Deep Research : The built‑in /deep‑research skill uses a fan‑out pattern to search the web, extract sources, perform adversarial verification, and synthesize a cited report. Each stage runs in a clean Subagent context.
Deep Verification : Given a report, spawn a Subagent to identify every factual claim, then launch a dedicated verifier Subagent for each claim; optionally add a second‑level verifier to assess source quality.
Sorting / Ranking : For large datasets (e.g., bug tickets), use a tournament of pairwise comparison Subagents to produce a reliable ranking without exceeding context limits.
Memory & Rule Compliance : Encode recurring rules as separate verification Subagents to ensure consistent enforcement across runs.
Root‑Cause Investigation : Generate multiple independent hypotheses via separate Subagents, then validate each with dedicated verifier Subagents. Applicable to debugging, sales analysis, or data pipeline failures.
Large‑Scale Triage : Classify and de‑duplicate incoming items, route them to automated fix Subagents or human escalation, and isolate high‑privilege actions in separate Worktrees.
Exploration & Tasting : Brainstorm design or naming options, then have a scoring Subagent apply objective criteria; optionally run a tournament to rank the top candidates.
Evaluation : Run lightweight evals in a Worktree, then compare results with a judging Subagent to assess skill performance.

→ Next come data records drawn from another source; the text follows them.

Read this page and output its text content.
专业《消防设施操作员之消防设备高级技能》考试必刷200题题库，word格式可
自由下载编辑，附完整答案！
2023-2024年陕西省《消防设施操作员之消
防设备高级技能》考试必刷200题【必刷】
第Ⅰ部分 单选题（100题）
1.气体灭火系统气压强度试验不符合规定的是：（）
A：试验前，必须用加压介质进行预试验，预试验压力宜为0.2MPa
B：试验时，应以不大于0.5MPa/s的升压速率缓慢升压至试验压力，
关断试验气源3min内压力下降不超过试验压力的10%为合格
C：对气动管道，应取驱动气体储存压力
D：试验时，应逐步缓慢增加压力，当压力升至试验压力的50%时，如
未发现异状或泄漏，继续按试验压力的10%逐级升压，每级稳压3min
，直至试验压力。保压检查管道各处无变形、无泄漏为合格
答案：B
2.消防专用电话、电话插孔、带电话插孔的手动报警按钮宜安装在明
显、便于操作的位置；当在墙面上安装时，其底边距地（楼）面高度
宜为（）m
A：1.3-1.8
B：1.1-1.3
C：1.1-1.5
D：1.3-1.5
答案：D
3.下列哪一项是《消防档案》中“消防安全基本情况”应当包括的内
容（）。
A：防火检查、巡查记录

Model & Compute Routing : A classification Subagent decides which model (e.g., Sonnet vs. Opus) to use based on task complexity and required tool calls.
Boundaries & Tips
Dynamic workflows are powerful but can consume large token budgets; assess whether a task truly benefits from multiple Subagents before enabling them.
Prompt quality directly impacts results—use detailed, specific prompts that reference the desired orchestration modes.
For lightweight verification, prepend prompts with “fast workflow” to create a minimal harness.
Combine /goal and /loop to set hard completion criteria and enable periodic execution for repeatable tasks.
Set explicit token budgets in the prompt (e.g., “use up to 10 000 tokens”) to control consumption.
Workflows can be saved with the s key in the workflow menu and are stored under ~/.claude/workflows. They can be shared via skill distribution by placing the JavaScript file in a skill folder and referencing it in SKILL.MD.